Beneath a vicious square-root sign?

I wish instead I were a nine

For nine could thwart this evil trick

with just some quick arithmetic

I know I’ll never see the sun as 1.7321

Such is my reality

A sad irrationality

When, hark, just what is this I see?

Another square root of a three

has quietly come waltzing by

Together now we multiply

to form a number we prefer

rejoicing as an integer

We break free from our mortal bonds

and with a wave of magic wands

our square-root signs become unglued

and love for me has been renewed

a love poem by : Dave Feinberg

Puisi yang gw dapet dari film yang gw liat, sayang lupa judulnya, kalo g salah sih sekuelnya Harold & Kumar go to White Castle.

Remembering the day when Mbah Cholis and Don Pramo officially found his another square root of three and the days when Bashar’s Contrakan Boyz (maksa amat ye singkatannya) finally break apart…, sadly but I am the winner of the contest…

“…n that — is an ugly truth”

(Quoted from : The Ugly Truth - Gerard Butler)

3 tahun sejak program ini dijalankan di kontrakan tercinta, tiga orang pula yang tersisa dari total lima penghuni kontrakan, setelah Pakde Aree dan Da Chemp tereliminasi dari kontrakan tahun lalu.
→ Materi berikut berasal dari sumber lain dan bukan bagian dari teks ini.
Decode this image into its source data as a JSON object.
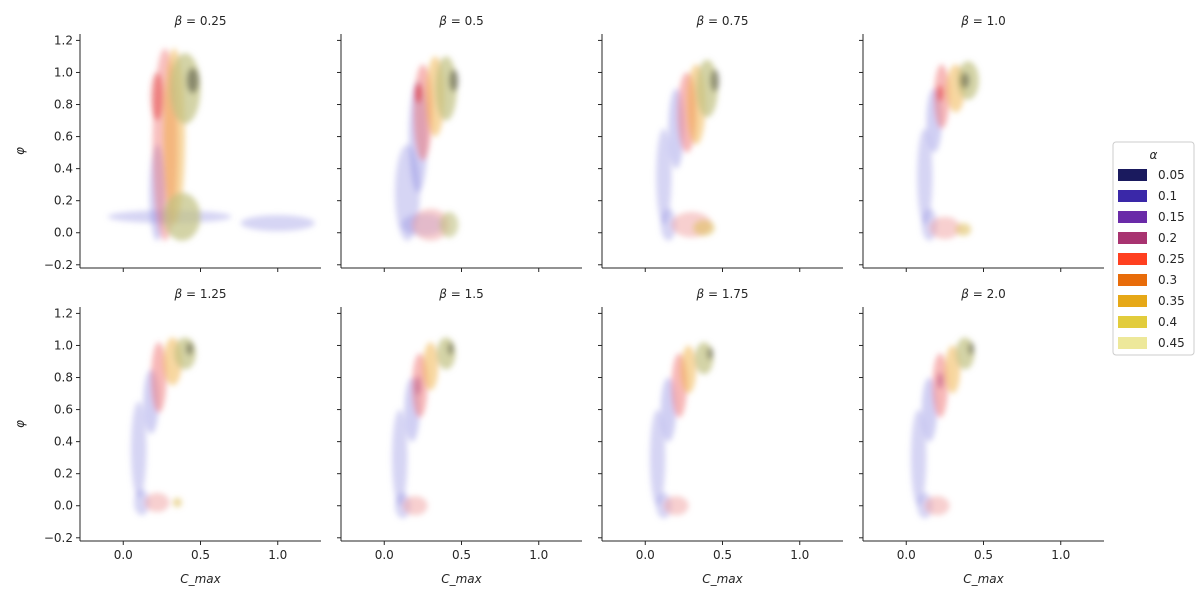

Pakde Aree tereliminasi karena kuatnya dorongan untuk memenuhi fitrah dan menggenapkan separuh diin, meninggalkan satu lembar undangan berwarna hitam sebagai bukti ia tereliminasi, sedangkan Da Chemp tereliminasi karena kuatnya keinginan untuk ‘berkelana’ atau mungkin juga karena tidak tertarik untuk ikut program ini, hehehe… Da Chemp tereliminasi meninggalkan satu lemari penuh dengan barang-barang peninggalan khas Da Chemp.

3Agustus 2008, it’s Sunday, it’s just an ordinary, regular Sunday, tapi buat Cholis a.k.a. Mbah Coo, anggota tertua kontrakannya Pak Basar, it is a Big Sunday, ngalahin Super Sunday Liga Inggris kayana. It’s Cholis Wedding Day.

Undangan udah disebar, hari H udah ditentuin, tabungan udah terisi, walaupun ada ganjalan dikarenakan mahar belum dibeli dan uang perjalanan ke Palu belum diterima (kalo udah keterima makan-makan y mbah!). Tapi yang pasti hari yang udah ditunggu-tunggu mbah Coo semakin mendekat, setelah tertunda dua tahun dari rencana semula akhirnya Sang Pangeran (halah!!!) menemukan Putri pujaannya.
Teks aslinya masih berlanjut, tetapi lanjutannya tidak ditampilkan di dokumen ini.